Oh, I’m not saying I believe anything about Christianity, or even about religion at large. I’m just saying that it’s not necessarily valid to reinterpret their extraordinary claims in terms of everyday (planar, Euclidean, if you will) logic, and that “one plus one plus one equals three” is not even necessarily true in all contexts we HAVE described, so it’s unhelpful to make that claim in a context which, by its very nature, describes the ultimate multidimensional topology.

:smiley:

I swear I’m not trying to intentionally be post-modernist or obscure. I think I’ve been diving too deeply into Riemannian geometry recently.

What, exactly, could possibly be offensive about a characterization of Christianity (or any religion) as polytheistic?

Are you suggesting that monotheism is inherently better than polytheism?

You could use this exact post over on the Mornington Crescent thread.

This is the most thoughtful and erudite pit thread I’ve read in a while, so the OP should get unintentional kudos for that, at least.

Yep, good ol’ Genesis 6:1-4.

The sons of God had children with mortal women… demi-gods (per Greek etc myth).

The sons of God. Mono-what?

Christainity has lots of gods that it likes to pretend aren’t gods, but that don’t fool the rest of us.

I’ve been confused about that this whole thread. Polytheism is apparently the religious equivalent of getting a D from the health inspector. Which you have to post in a visible area.

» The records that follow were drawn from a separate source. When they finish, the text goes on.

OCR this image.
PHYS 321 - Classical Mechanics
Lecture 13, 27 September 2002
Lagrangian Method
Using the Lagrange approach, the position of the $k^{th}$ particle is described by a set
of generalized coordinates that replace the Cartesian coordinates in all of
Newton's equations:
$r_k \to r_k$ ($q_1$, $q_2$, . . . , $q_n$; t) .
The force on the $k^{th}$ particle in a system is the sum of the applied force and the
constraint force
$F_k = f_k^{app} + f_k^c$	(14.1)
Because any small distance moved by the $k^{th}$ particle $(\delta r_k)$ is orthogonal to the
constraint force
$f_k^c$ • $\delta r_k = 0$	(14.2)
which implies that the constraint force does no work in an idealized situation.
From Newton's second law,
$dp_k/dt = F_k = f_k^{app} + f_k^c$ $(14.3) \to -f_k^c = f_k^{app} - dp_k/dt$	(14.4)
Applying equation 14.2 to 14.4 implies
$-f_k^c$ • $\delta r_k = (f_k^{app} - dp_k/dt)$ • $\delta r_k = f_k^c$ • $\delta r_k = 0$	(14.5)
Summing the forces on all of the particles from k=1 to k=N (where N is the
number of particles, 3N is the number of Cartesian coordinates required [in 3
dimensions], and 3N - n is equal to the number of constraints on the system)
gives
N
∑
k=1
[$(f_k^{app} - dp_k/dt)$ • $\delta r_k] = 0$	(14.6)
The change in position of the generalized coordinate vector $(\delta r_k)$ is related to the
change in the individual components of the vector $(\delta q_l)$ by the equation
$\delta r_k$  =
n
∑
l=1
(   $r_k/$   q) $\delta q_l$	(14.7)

Quite seriously, the offense probably comes from the fact that it’s percieved as an insult against his One True God. That is, if anyone else is a god too, that makes God less awesome. (Especially if that person is that scumbag Jesus.) To say that the religion is polytheistic is viewed as saying that God has equals - just the way that in all other pantheons, all the gods in them were exactly equal in power and prestige. So when we point out the the religion is, in the bible and in practice, overtly polytheistic, he takes it as a slight against his God.

It’s my experience that a lot of theists take perceived slights against their dieties very personally.